Photo: Saul Loeb/AFP/Getty Images
Sonny Perdue has been USDA secretary for barely a week, and yesterday, he announced a plan from a Virginia elementary school to undo Michelle Obama’s school-lunch standards that limit salt and require cafeterias to use breads and pasta that haven’t been heavily processed. “We know meals cannot be nutritious if they’re not consumed, if they’re thrown out,” he apparently told reporters after eating the school’s chicken nuggets and a salad. “We have to balance sodium and whole-grain content with palatability.” The rules affect school breakfasts and lunches served to more than 31 million students every day.

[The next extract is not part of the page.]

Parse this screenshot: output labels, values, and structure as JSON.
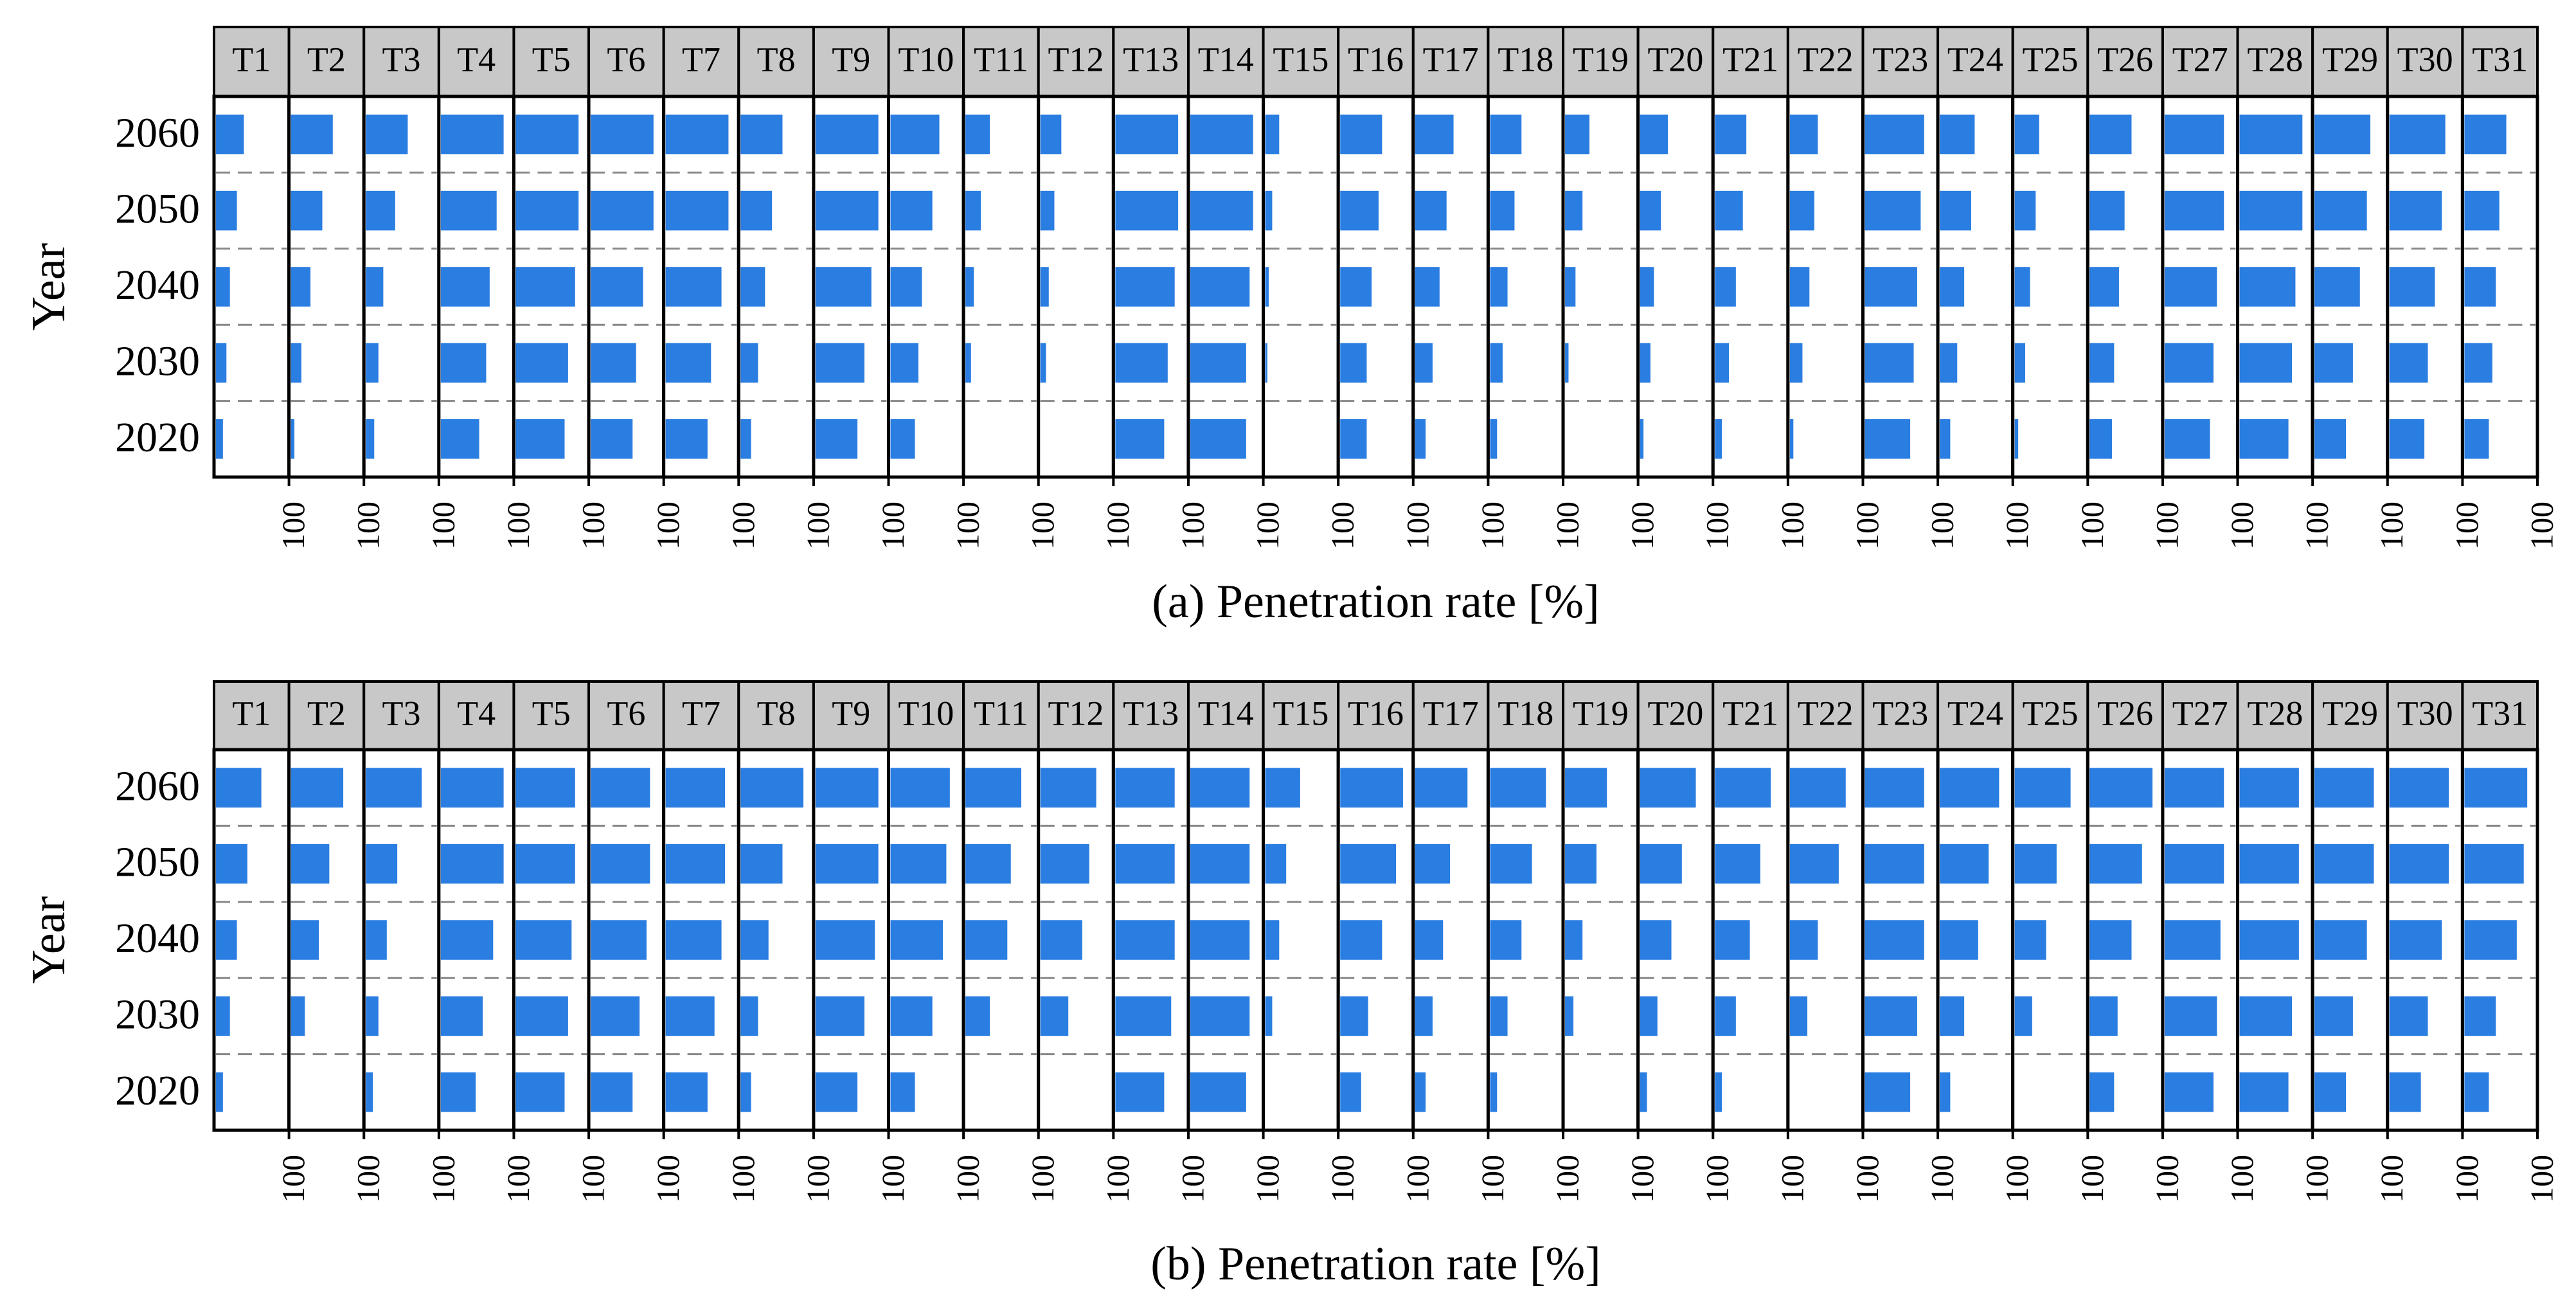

A lifelong Georgian, Perdue is especially not fond of the National School Lunch Program’s whole-grain requirements. “A perfect example is in the South, where the schools want to serve grits,” he said yesterday. Obama-era grits have “little black flakes in it,” he complained, and “the kids won’t eat it.” The official line is that they’re wresting power back from the nanny state and “restoring local control” of school-lunch guidelines. (They’re okay with that empowering people like Sid Miller, the self-described “potbellied” ag commissioner of Texas, who reinstalled deep fryers in the nation’s fifth-fattest schools and granted something he calls “cupcake amnesty.”) Republicans often claim that the healthier food doesn’t taste as good, so students end up malnourished regardless because they just throw it out.
It’s important to note that these changes still leave much of the Obama-era framework in place. Kids still have to take some form of vegetable or fruit on the lunch line, for example. The major difference involves the sodium content of meals, which was being reduced each year under Obama. Under the new rules, school cafeterias won’t have to remove any more salt for the remainder of Trump’s term.
Of course, the flip side to empowering local governments is that they’re free to keep using the Obama administration’s guidelines. That’s apparently what L.A. public schools — America’s second-largest school district — are planning to do. “Nourishing children to achieve excellence is our core mission,” the district official in charge of food services said in a statement. “We will continue to direct all efforts toward serving healthy meal options, providing nutrition education to families, and upholding nutrition standards that meet or exceed federal regulations.”